Weaker global beef production set to support prices in second half of 2024

BEEF REPORT: RaboResearch senior animal protein analyst Angus Gidley-Baird. Picture: Supplied

Global beef production is expected to contract in the second half of 2024, providing support to global prices, according to a newly-released report by agribusiness banking specialist Rabobank.

The recently-released Global Beef Quarterly Q2 2024 projected global beef production for quarter two was forecast to be marginally higher than in the same quarter last year, but volumes for quarters three and four were expected to fall year-on-year (YOY).

Rabobank expected more beef to be produced in Australia and Brazil in the second half of this year, however these increases were likely to be outweighed by production contractions in Europe, the US and China.

RaboResearch senior animal protein analyst and report lead author Angus Gidley-Baird said contraction in US beef production was starting to flow through to Australian beef markets.

“Australian export volumes to the US were up 117 per cent in April and year-to-date volumes to the US are up 89 per cent,” he said.

Meanwhile Mr Gidley-Baird said said export volumes to other major markets were not showing the same increase.

“The contraction in US production – particularly the reduction in cull cow and bull slaughter – provides opportunities for Australian lean trimmings export volumes,” he said.
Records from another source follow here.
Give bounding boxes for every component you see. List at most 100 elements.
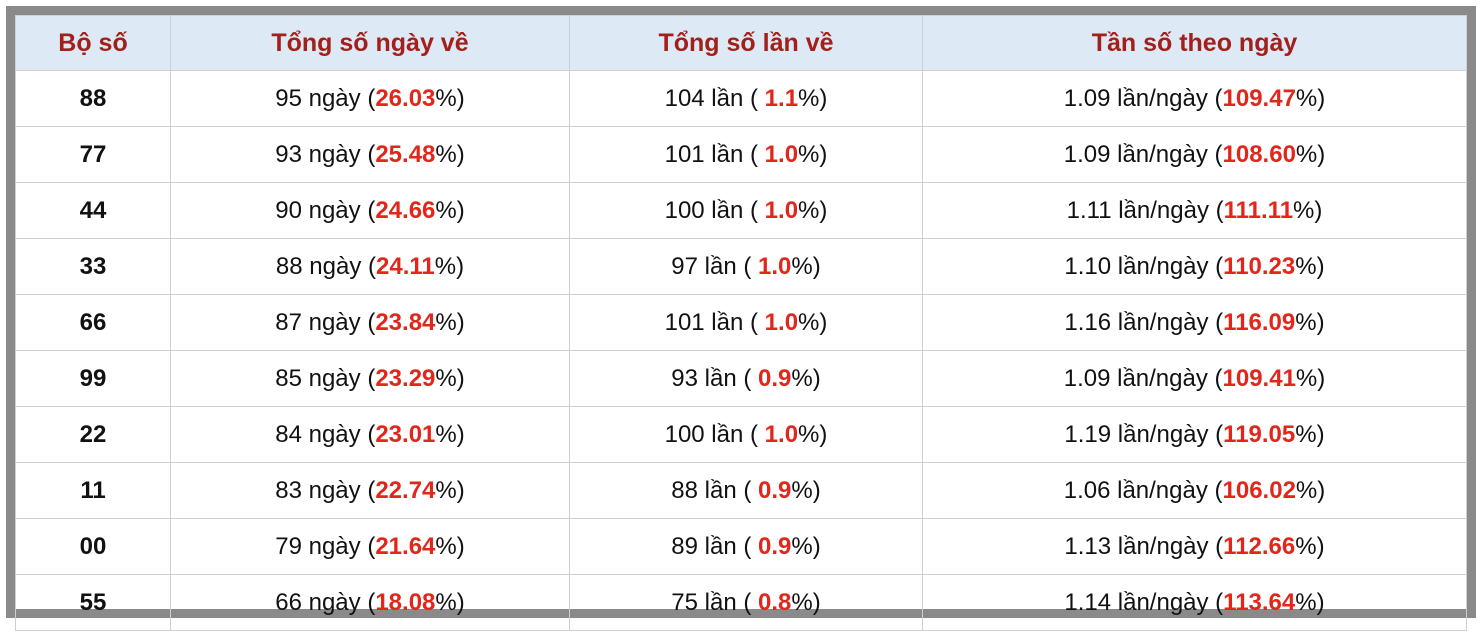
header-row: Bộ số Tổng số ngày về Tổng số lần về Tần số… <box>15 15 1467 71</box>
percent-value: 113.64 <box>1223 588 1296 616</box>
freq-cell: 1.13 lần/ngày (112.66%) <box>922 518 1467 575</box>
table-row: 33 88 ngày (24.11%) 97 lần ( 1.0%) 1.10 lần… <box>15 238 1467 295</box>
cell-text: 100 lần ( <box>664 420 765 448</box>
cell-text: %) <box>798 196 828 224</box>
freq-cell: 1.10 lần/ngày (110.23%) <box>922 238 1467 295</box>
cell-text: %) <box>1295 420 1325 448</box>
percent-value: 0.9 <box>758 476 792 504</box>
table-row: 88 95 ngày (26.03%) 104 lần ( 1.1%) 1.09 lầ… <box>15 70 1467 127</box>
cell-text: %) <box>791 476 821 504</box>
cell-text: 100 lần ( <box>664 196 765 224</box>
percent-value: 23.84 <box>375 308 436 336</box>
cell-text: %) <box>435 196 465 224</box>
days-cell: 88 ngày (24.11%) <box>170 238 570 295</box>
number-cell: 66 <box>15 294 171 351</box>
cell-text: 93 lần ( <box>671 364 758 392</box>
header-cell: Tổng số lần về <box>569 15 923 71</box>
table-row: 22 84 ngày (23.01%) 100 lần ( 1.0%) 1.19 lầ… <box>15 406 1467 463</box>
percent-value: 108.60 <box>1222 140 1296 168</box>
cell-text: %) <box>435 140 465 168</box>
cell-text: 1.09 lần/ngày ( <box>1063 140 1223 168</box>
percent-value: 112.66 <box>1223 532 1296 560</box>
cell-text: 85 ngày ( <box>275 364 376 392</box>
cell-text: 1.09 lần/ngày ( <box>1063 84 1223 112</box>
percent-value: 1.1 <box>764 84 799 112</box>
percent-value: 109.41 <box>1222 364 1296 392</box>
cell-text: 87 ngày ( <box>275 308 376 336</box>
cell-text: 84 ngày ( <box>275 420 376 448</box>
times-cell: 88 lần ( 0.9%) <box>569 462 923 519</box>
cell-text: 97 lần ( <box>671 252 758 280</box>
cell-text: %) <box>435 420 465 448</box>
days-cell: 83 ngày (22.74%) <box>170 462 570 519</box>
number-cell: 55 <box>15 574 171 631</box>
freq-cell: 1.14 lần/ngày (113.64%) <box>922 574 1467 631</box>
cell-text: %) <box>435 476 465 504</box>
cell-text: %) <box>434 252 465 280</box>
days-cell: 66 ngày (18.08%) <box>170 574 570 631</box>
cell-text: %) <box>791 588 821 616</box>
percent-value: 24.11 <box>376 252 435 280</box>
cell-text: 1.16 lần/ngày ( <box>1064 308 1224 336</box>
number-cell: 11 <box>15 462 171 519</box>
times-cell: 89 lần ( 0.9%) <box>569 518 923 575</box>
cell-text: 1.10 lần/ngày ( <box>1064 252 1224 280</box>
percent-value: 26.03 <box>375 84 436 112</box>
days-cell: 85 ngày (23.29%) <box>170 350 570 407</box>
cell-text: 75 lần ( <box>671 588 758 616</box>
days-cell: 79 ngày (21.64%) <box>170 518 570 575</box>
cell-text: 79 ngày ( <box>275 532 376 560</box>
number-cell: 44 <box>15 182 171 239</box>
number-cell: 22 <box>15 406 171 463</box>
cell-text: %) <box>798 420 828 448</box>
times-cell: 100 lần ( 1.0%) <box>569 182 923 239</box>
cell-text: 93 ngày ( <box>275 140 376 168</box>
percent-value: 18.08 <box>375 588 436 616</box>
percent-value: 119.05 <box>1223 420 1296 448</box>
table-row: 99 85 ngày (23.29%) 93 lần ( 0.9%) 1.09 lần… <box>15 350 1467 407</box>
times-cell: 101 lần ( 1.0%) <box>569 294 923 351</box>
table-frame: Bộ số Tổng số ngày về Tổng số lần về Tần số… <box>6 6 1476 631</box>
percent-value: 116.09 <box>1223 308 1296 336</box>
percent-value: 1.0 <box>758 252 792 280</box>
cell-text: 95 ngày ( <box>275 84 376 112</box>
cell-text: 83 ngày ( <box>275 476 376 504</box>
number-cell: 33 <box>15 238 171 295</box>
percent-value: 23.01 <box>375 420 436 448</box>
cell-text: %) <box>1295 252 1325 280</box>
cell-text: %) <box>435 532 465 560</box>
times-cell: 100 lần ( 1.0%) <box>569 406 923 463</box>
cell-text: %) <box>1295 140 1326 168</box>
cell-text: 101 lần ( <box>664 140 765 168</box>
number-cell: 88 <box>15 70 171 127</box>
header-cell: Bộ số <box>15 15 171 71</box>
times-cell: 93 lần ( 0.9%) <box>569 350 923 407</box>
percent-value: 23.29 <box>375 364 436 392</box>
cell-text: 1.14 lần/ngày ( <box>1064 588 1224 616</box>
percent-value: 109.47 <box>1222 84 1296 112</box>
percent-value: 21.64 <box>375 532 436 560</box>
times-cell: 101 lần ( 1.0%) <box>569 126 923 183</box>
cell-text: 90 ngày ( <box>275 196 376 224</box>
freq-cell: 1.11 lần/ngày (111.11%) <box>922 182 1467 239</box>
number-cell: 77 <box>15 126 171 183</box>
freq-cell: 1.09 lần/ngày (109.41%) <box>922 350 1467 407</box>
cell-text: 88 lần ( <box>671 476 758 504</box>
times-cell: 104 lần ( 1.1%) <box>569 70 923 127</box>
cell-text: %) <box>1293 196 1323 224</box>
table-row: 66 87 ngày (23.84%) 101 lần ( 1.0%) 1.16 lầ… <box>15 294 1467 351</box>
number-cell: 00 <box>15 518 171 575</box>
percent-value: 1.0 <box>764 196 799 224</box>
cell-text: 89 lần ( <box>671 532 758 560</box>
cell-text: %) <box>435 84 465 112</box>
number-cell: 99 <box>15 350 171 407</box>
percent-value: 25.48 <box>375 140 436 168</box>
cell-text: %) <box>435 364 465 392</box>
percent-value: 0.8 <box>758 588 792 616</box>
cell-text: %) <box>1295 588 1325 616</box>
cell-text: %) <box>435 588 465 616</box>
cell-text: %) <box>798 84 828 112</box>
cell-text: %) <box>1295 476 1326 504</box>
cell-text: 1.06 lần/ngày ( <box>1063 476 1223 504</box>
“It also provides opportunities for Australian volumes into key Asian markets where the US is a comparable supplier to Australia.”

Mr Gidley-Baird said while export volumes to the US and US import prices had increased, this had not completely flowed through to Australian cattle prices yet.
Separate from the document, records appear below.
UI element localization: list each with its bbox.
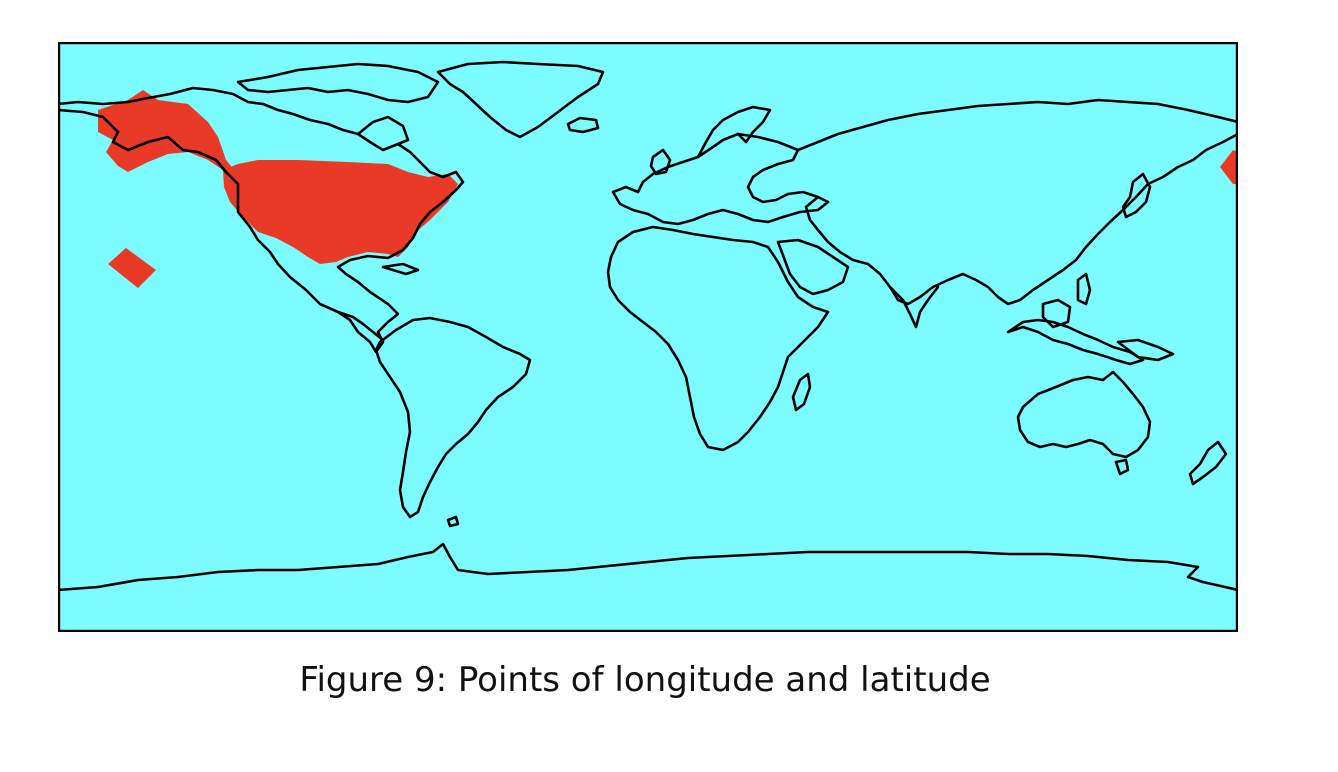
coastline-southeast-asia-islands — [1006, 318, 1145, 366]
coastline-asia — [796, 98, 1238, 306]
coastline-arctic-islands — [236, 62, 440, 104]
coastlines — [58, 60, 1238, 592]
coastline-new-guinea — [1116, 338, 1175, 362]
ocean-background — [58, 42, 1238, 632]
coastline-south-america — [374, 316, 532, 519]
figure-caption: Figure 9: Points of longitude and latitu… — [299, 660, 991, 700]
coastline-greenland — [436, 60, 605, 139]
coastline-africa — [606, 225, 830, 452]
coastline-great-britain — [649, 148, 672, 176]
coastline-central-america — [336, 310, 385, 342]
highlight-contiguous-us — [223, 160, 458, 264]
coastline-scandinavia — [696, 105, 772, 159]
coastline-australia — [1016, 370, 1152, 459]
highlighted-regions — [98, 90, 1238, 288]
coastline-cuba — [381, 262, 420, 276]
coastline-new-zealand — [1188, 440, 1228, 486]
coastline-iceland — [566, 116, 600, 134]
coastline-arabian-peninsula — [776, 238, 850, 296]
world-map-canvas — [58, 42, 1238, 632]
highlight-hawaii — [108, 248, 156, 288]
coastline-north-america — [58, 86, 465, 354]
coastline-tasmania — [1114, 458, 1130, 476]
world-map — [58, 42, 1238, 632]
coastline-japan — [1121, 172, 1152, 219]
coastline-philippines — [1076, 272, 1092, 306]
coastline-india — [888, 285, 940, 329]
coastline-madagascar — [791, 372, 812, 412]
highlight-aleutians-west — [1220, 150, 1238, 184]
coastline-borneo — [1041, 298, 1072, 329]
coastline-falklands — [446, 515, 460, 528]
map-frame — [58, 42, 1238, 632]
coastline-hudson-bay — [356, 115, 410, 146]
coastline-europe — [611, 132, 830, 226]
coastline-antarctica — [58, 542, 1238, 592]
highlight-alaska — [98, 90, 236, 172]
“Cattle supply volumes in Australia, ongoing soft demand in Asian countries and relatively full supply chains, we believe, are the reasons for not seeing prices transfer through,” he said.

The report said first-quarter Australian slaughter and production volumes had seen a 17 per cent and 15 per cent increase year-on-year respectively, reflecting the increased number of cattle in the system following consecutive years of rebuilding activity.
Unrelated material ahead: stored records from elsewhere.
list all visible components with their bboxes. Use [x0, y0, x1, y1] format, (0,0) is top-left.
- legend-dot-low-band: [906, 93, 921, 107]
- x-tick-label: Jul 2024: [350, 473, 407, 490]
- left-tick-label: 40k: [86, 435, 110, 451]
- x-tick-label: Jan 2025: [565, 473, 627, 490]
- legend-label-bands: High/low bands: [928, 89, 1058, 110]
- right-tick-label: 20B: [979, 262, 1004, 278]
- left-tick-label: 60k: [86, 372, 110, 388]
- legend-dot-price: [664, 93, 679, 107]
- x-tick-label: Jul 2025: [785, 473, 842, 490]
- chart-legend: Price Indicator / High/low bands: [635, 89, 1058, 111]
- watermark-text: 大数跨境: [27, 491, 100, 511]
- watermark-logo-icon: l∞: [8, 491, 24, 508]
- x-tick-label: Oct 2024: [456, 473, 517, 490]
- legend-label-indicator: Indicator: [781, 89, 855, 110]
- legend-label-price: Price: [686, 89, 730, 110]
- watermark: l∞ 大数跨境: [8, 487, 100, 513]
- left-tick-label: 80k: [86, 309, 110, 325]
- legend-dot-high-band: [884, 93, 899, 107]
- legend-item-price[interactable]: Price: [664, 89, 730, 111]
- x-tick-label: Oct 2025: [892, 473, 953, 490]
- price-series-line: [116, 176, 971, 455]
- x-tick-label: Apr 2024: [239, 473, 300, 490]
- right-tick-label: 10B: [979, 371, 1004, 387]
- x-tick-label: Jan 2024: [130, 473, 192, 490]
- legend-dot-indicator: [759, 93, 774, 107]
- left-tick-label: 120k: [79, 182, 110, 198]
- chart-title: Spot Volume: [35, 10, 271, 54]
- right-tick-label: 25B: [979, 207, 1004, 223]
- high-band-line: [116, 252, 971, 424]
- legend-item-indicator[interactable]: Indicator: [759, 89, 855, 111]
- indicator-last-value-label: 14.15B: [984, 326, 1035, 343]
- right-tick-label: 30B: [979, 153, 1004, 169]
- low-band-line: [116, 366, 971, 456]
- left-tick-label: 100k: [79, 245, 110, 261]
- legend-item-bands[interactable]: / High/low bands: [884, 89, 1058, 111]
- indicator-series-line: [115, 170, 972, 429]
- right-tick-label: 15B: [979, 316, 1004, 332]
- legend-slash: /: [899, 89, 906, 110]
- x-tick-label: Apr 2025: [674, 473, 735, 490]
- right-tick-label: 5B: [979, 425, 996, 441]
The Rabobank report noted volumes in the first quarter of 2024 were similar to those in the last quarter of 2023 – illustrating a sustained increase in Australian beef production.

Without any strong demand or supply forces on the horizon, Mr Gidley-Baird said the bank believed Australian cattle prices would continue to trade around current levels into the third quarter.

The report highlighted Rabobank’s continued monitoring of animal disease risks in different locations around the world.

Mr Gidley-Baird said the recent transmission of H5N1 avian influenza to dairy cattle in the US was one such issue, although no cases had been reported in beef herds and beef food safety remained uncompromised.

“Meanwhile Brazil recently declared itself free from food-and-mouth disease without vaccination,” he said.

“Official recognition by world animal health authorities could significantly enhance Brazil’s trade prospects.”

The Rabobank Beef Quarterly also highlighted a growing demand for climate disclosures around the world was edging into beef supply chains, presenting both opportunities and challenges.

Mr Gidley-Baird said the beef industry was facing a particular challenge, with its ‘scope 3’ emissions, which were substantial, yet difficult to measure.

“Scope 3 supply chain emissions represent a significant portion of food retailers’ greenhouse gas emissions,” he said.

“Under the reporting regulations, large beef companies will be required to navigate the complexities of collecting and reporting accurate emissions data.

“At farm level, carbon calculators and measurement tools will become important to facilitate a bottom-up approach to measurement.”